I’m sure we could have got vencap funding for what we’re doing, but there’s no way we would have been allowed to release the software for free to the community. The project would immediately have been about making money for shareholders. Similarly, I’m sure we could eventually have got research funding, but I’m glad we didn’t; the project would have been research rather than an endeavour to produce real, usable software that people can actually install in real-life situations. The pitfalls of going this route are that some of our ideas are beginning to show up in software that people are getting lots of funding for, without attribution to us – I don’t like that, but at the same time I’m pleased that what we’re doing is of benefit to the community. The real value of being an underdog is the ability to push ahead and do something new without having to risk upsetting financiers or university policy-makers. Every day I look at the software we’ve built, the communities we’re fostering, and I’m proud that we built something that stands shoulder to shoulder with projects that have been funded with millions of dollars.

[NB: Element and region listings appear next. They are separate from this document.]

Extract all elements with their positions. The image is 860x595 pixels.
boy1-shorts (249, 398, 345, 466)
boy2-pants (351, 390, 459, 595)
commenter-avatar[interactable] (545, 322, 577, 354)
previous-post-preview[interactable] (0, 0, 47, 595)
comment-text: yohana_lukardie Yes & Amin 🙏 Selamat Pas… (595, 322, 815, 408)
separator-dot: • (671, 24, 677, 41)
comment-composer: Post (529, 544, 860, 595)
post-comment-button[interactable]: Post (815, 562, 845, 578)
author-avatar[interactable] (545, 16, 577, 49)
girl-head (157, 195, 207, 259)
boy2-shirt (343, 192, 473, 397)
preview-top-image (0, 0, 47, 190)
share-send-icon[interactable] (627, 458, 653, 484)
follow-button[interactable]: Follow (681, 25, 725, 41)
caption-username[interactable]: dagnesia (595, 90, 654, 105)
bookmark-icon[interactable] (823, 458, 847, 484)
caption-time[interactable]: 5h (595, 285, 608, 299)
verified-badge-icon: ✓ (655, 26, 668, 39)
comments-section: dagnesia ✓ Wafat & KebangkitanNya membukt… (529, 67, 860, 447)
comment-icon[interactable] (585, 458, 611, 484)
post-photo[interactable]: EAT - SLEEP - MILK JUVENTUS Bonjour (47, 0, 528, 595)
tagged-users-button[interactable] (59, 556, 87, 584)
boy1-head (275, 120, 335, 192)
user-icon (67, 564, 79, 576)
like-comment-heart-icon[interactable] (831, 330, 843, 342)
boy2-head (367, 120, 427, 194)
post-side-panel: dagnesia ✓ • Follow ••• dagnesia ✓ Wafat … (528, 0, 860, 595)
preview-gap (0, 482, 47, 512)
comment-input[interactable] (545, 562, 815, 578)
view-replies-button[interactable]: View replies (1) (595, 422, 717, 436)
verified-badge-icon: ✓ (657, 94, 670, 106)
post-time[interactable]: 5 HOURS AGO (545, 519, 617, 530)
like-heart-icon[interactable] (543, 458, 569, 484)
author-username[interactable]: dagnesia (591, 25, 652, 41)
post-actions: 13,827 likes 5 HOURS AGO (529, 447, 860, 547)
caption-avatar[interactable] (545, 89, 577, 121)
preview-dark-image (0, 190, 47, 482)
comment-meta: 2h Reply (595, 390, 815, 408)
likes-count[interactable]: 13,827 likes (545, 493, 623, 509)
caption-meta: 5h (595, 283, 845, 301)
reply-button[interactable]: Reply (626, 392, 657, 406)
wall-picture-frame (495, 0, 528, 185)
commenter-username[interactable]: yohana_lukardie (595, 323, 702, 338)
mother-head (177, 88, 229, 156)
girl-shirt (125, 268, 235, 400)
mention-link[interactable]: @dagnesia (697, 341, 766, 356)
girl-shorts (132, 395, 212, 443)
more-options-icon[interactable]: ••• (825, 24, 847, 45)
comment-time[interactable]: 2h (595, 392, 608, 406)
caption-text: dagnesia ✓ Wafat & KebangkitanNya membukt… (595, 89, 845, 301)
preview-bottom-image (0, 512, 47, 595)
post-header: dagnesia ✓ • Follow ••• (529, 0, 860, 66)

I’m also proud of the work we’re going to do over the coming years. Don’t get me wrong, the laurels I’ve got aren’t big enough to rest on just yet; we’re at version 0.4 and there’s a lot of work to do. But we’ve got firm plans for the future (my personal interest is in making the global learning landscape work, probably using XMPP), and there are some very interesting collaborations ahead. The people we’re talking to are some of the leading lights in education, which I wouldn’t have foreseen when Dave and I first knocked ideas about in our draughty old office. We’ve got a long way to go, but at the same time we’ve come a very long way – and I wouldn’t want to have taken any other route. I do think, in most fields, open source is the future of software development – for reasons of cost, flexibility and reliability – and many companies would seem to agree with me. Even states and countries: witness the state of Massachusetts’s swing towards open source software in government, or Brazil’s decision to abandon proprietary solutions.